“While there are indications of more sustained growth in the major economies in 2017, downside risks to global growth continue to prevail, arising from the volatility in commodity prices, policy uncertainties and growth prospects of the major developed economies, heightened risk aversions in the global financial markets as well as geopolitical developments,” it said.
BNM said while the external environment might continue to remain challenging, the Malaysian economy will experience sustained growth with the primary driver being domestic demand.
“Private consumption is anticipated to remain supported by wage and employment growth, with additional impetus coming from announced government measures to support disposable income of households.
“Investment activity will continue to be anchored by the on-going implementation of infrastructure projects and capital spending in the manufacturing and services sectors,” it said.
Commenting on BNM said the Q4 2016 growth was supported by the continued expansion in private sector expenditure.
On the supply side, growth continued to be driven by the manufacturing and services sectors.
“Overall, domestic demand expanded at a more moderate pace, as the improvement in private consumption and investment activity was more than offset by the decline in public expenditure.
In the fourth quarter, private consumption grew by 6.2% (3Q 2016: 6.4%), supported by continued wage and employment growth.
“Private investment registered a growth of 4.9% (3Q 2016: 4.7%), following continued capital spending in the services and manufacturing sectors. Growth of public investment improved mainly on account of higher spending on fixed assets by public corporation, but nevertheless, remained in contraction during the quarter.
“Public consumption also declined by 4.2% (3Q 2016: +2.2%) arising from the rationalisation of spending on supplies and services and a moderation in the growth of spending on emoluments.
“On the external front, net exports contributed positively to growth as real exports expanded at a faster rate than real imports.
“On the supply side, growth in the manufacturing, mining and agriculture sectors improved,” BNM said.
In the Q4 2016, the manufacturing sector expanded at a faster pace at 4.8% owing to higher growth in both domestic and export-oriented industries.
The mining sector recorded an improvement of 4.9% due to the increase of natural gas production during the quarter.
In the agriculture sector, economic activity contracted at a slower pace at -2.4%, reflecting the diminishing impact of El Niño on crude palm oil yields.
Growth in the services sector continued to expand at 5.5%, albeit at a more moderate pace, supported mainly by consumption-related services.
In the construction sector, growth remained driven by the civil engineering sub-sector, recording a growth of 5.1%.
BNM said that in Q4, 2016, the current account surplus widened, due mainly to a higher trade surplus and narrower deficits in the income accounts.

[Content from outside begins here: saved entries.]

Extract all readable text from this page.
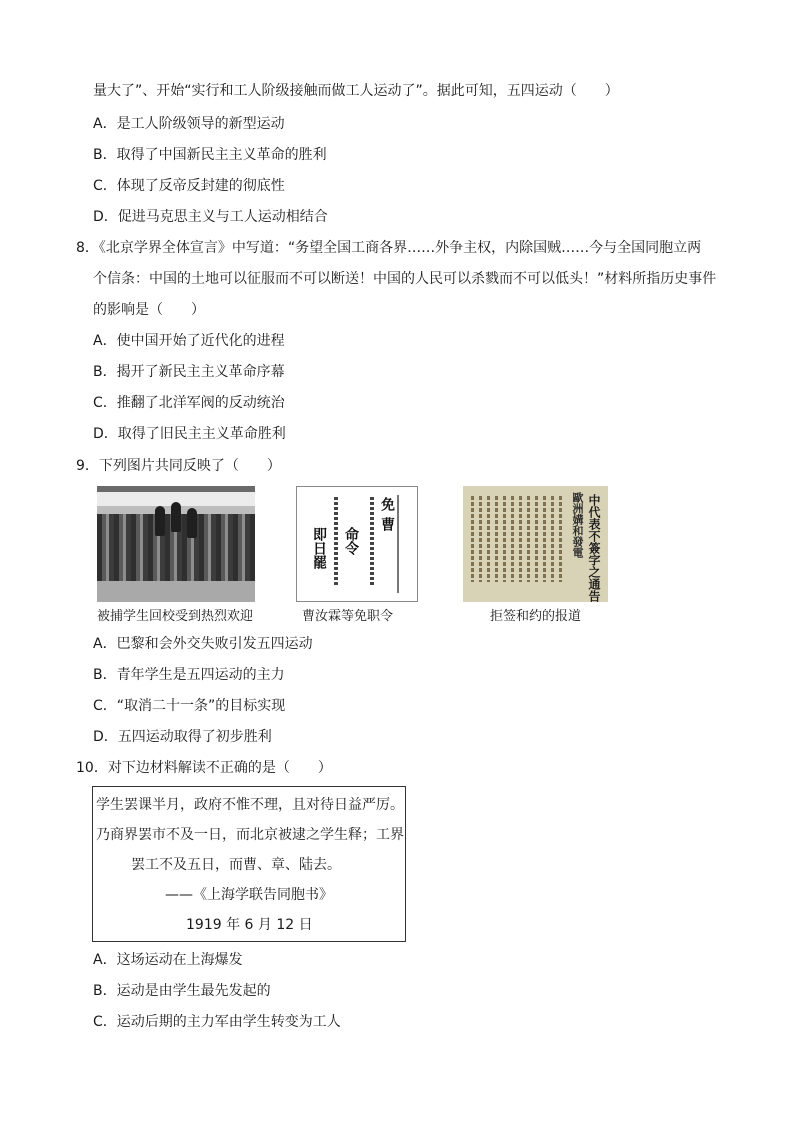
量大了”、开始“实行和工人阶级接触而做工人运动了”。据此可知，五四运动（　　）
A．是工人阶级领导的新型运动
B．取得了中国新民主主义革命的胜利
C．体现了反帝反封建的彻底性
D．促进马克思主义与工人运动相结合
8．《北京学界全体宣言》中写道：“务望全国工商各界……外争主权，内除国贼……今与全国同胞立两
个信条：中国的土地可以征服而不可以断送！中国的人民可以杀戮而不可以低头！”材料所指历史事件
的影响是（　　）
A．使中国开始了近代化的进程
B．揭开了新民主主义革命序幕
C．推翻了北洋军阀的反动统治
D．取得了旧民主主义革命胜利
9．下列图片共同反映了（　　）
被捕学生回校受到热烈欢迎
免
曹
命令
即日罷
曹汝霖等免职令
歐洲媾和發電 中代表不簽字之通告
拒签和约的报道
A．巴黎和会外交失败引发五四运动
B．青年学生是五四运动的主力
C．“取消二十一条”的目标实现
D．五四运动取得了初步胜利
10．对下边材料解读不正确的是（　　）
学生罢课半月，政府不惟不理，且对待日益严厉。
乃商界罢市不及一日，而北京被逮之学生释；工界
罢工不及五日，而曹、章、陆去。
——《上海学联告同胞书》
1919 年 6 月 12 日
A．这场运动在上海爆发
B．运动是由学生最先发起的
C．运动后期的主力军由学生转变为工人
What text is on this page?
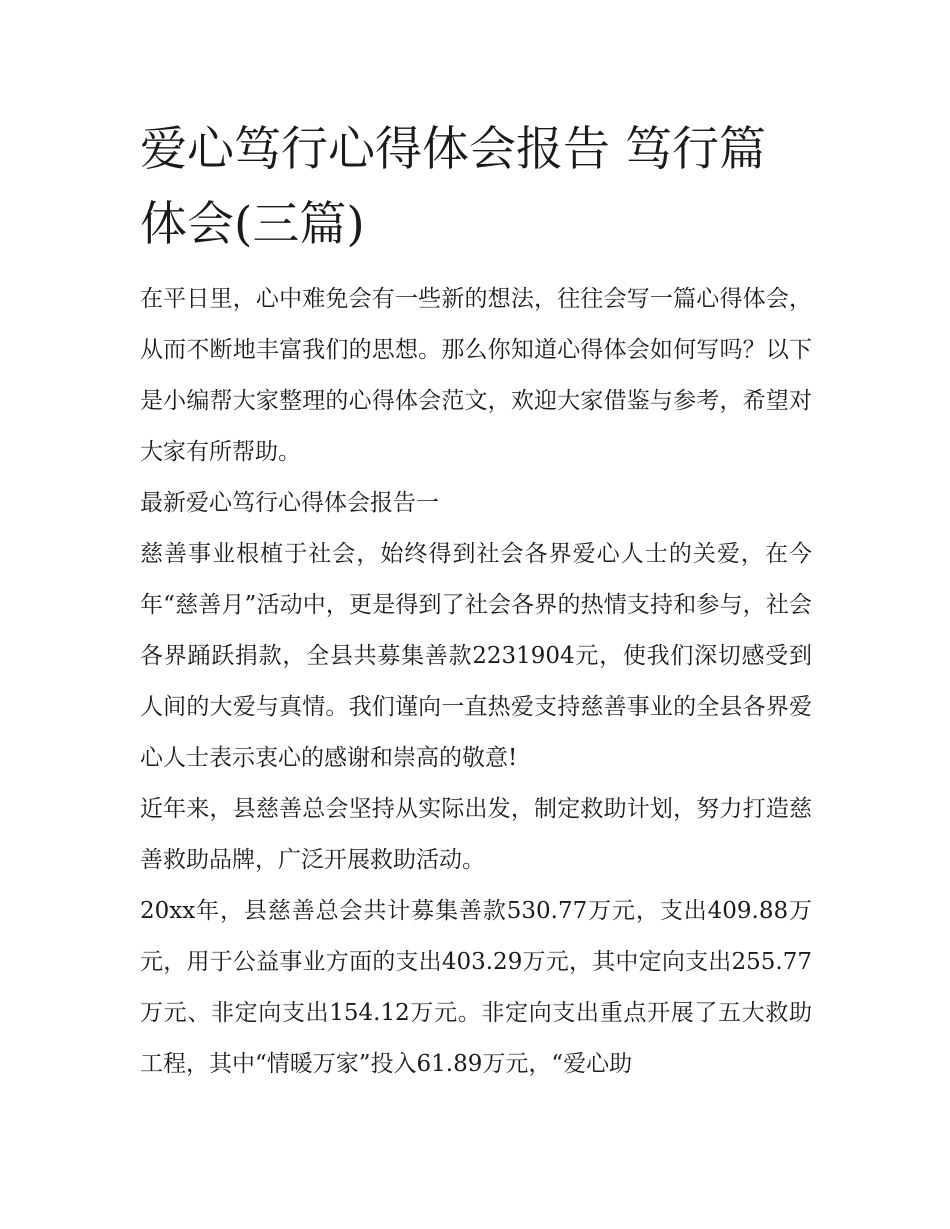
爱心笃行心得体会报告 笃行篇体会(三篇)

在平日里，心中难免会有一些新的想法，往往会写一篇心得体会，从而不断地丰富我们的思想。那么你知道心得体会如何写吗？以下是小编帮大家整理的心得体会范文，欢迎大家借鉴与参考，希望对大家有所帮助。

最新爱心笃行心得体会报告一

慈善事业根植于社会，始终得到社会各界爱心人士的关爱，在今年“慈善月”活动中，更是得到了社会各界的热情支持和参与，社会各界踊跃捐款，全县共募集善款2231904元，使我们深切感受到人间的大爱与真情。我们谨向一直热爱支持慈善事业的全县各界爱心人士表示衷心的感谢和崇高的敬意!

近年来，县慈善总会坚持从实际出发，制定救助计划，努力打造慈善救助品牌，广泛开展救助活动。

20xx年，县慈善总会共计募集善款530.77万元，支出409.88万元，用于公益事业方面的支出403.29万元，其中定向支出255.77万元、非定向支出154.12万元。非定向支出重点开展了五大救助工程，其中“情暖万家”投入61.89万元，“爱心助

The central bank said as at Jan 31, 2017, the reserves position totalled US$95bil (RM426bil). The international reserves remain ample to facilitate international transactions. They are sufficient to finance 8.6 months of retained imports, significantly higher than the 3-month international threshold.
Total gross financing raised by the private sector through the banking system, development financial institutions (DFIs), and the capital market amounted to RM316.2bil (3Q 2016: RM293.8bil).
On the ringgit, BNM said it depreciated by 7.6% against the US dollar during the quarter.
The ringgit also depreciated against the euro (-1.6%), the pound sterling (-2.4%) and the Australian dollar (-2.5%), but appreciated against the Japanese yen (6.3%).
The ringgit also depreciated against all regional currencies, with the exception of the Korean won, by between 2.1% and 5.6%.
BNM said the Malaysian financial system remains resilient despite global uncertainties over policy adjustments in the major economies.
The domestic banking system remains well-capitalised, with ample liquidity to support the financing needs of businesses and households.
As businesses and households continue to adjust to the challenging economic outlook and higher cost of living, these financial buffers will support the resilience of the financial institutions.
It cautioned that going forward, external events will continue to weigh heavily on the volatility of the domestic financial markets.
BNM said these include increased uncertainty over political developments and growth in the major economies as well as volatile commodity prices.
“Domestic financial system stability is nonetheless expected to be preserved given the loss absorption capacity of financial institutions supported by strong capital and liquidity buffers”, it added.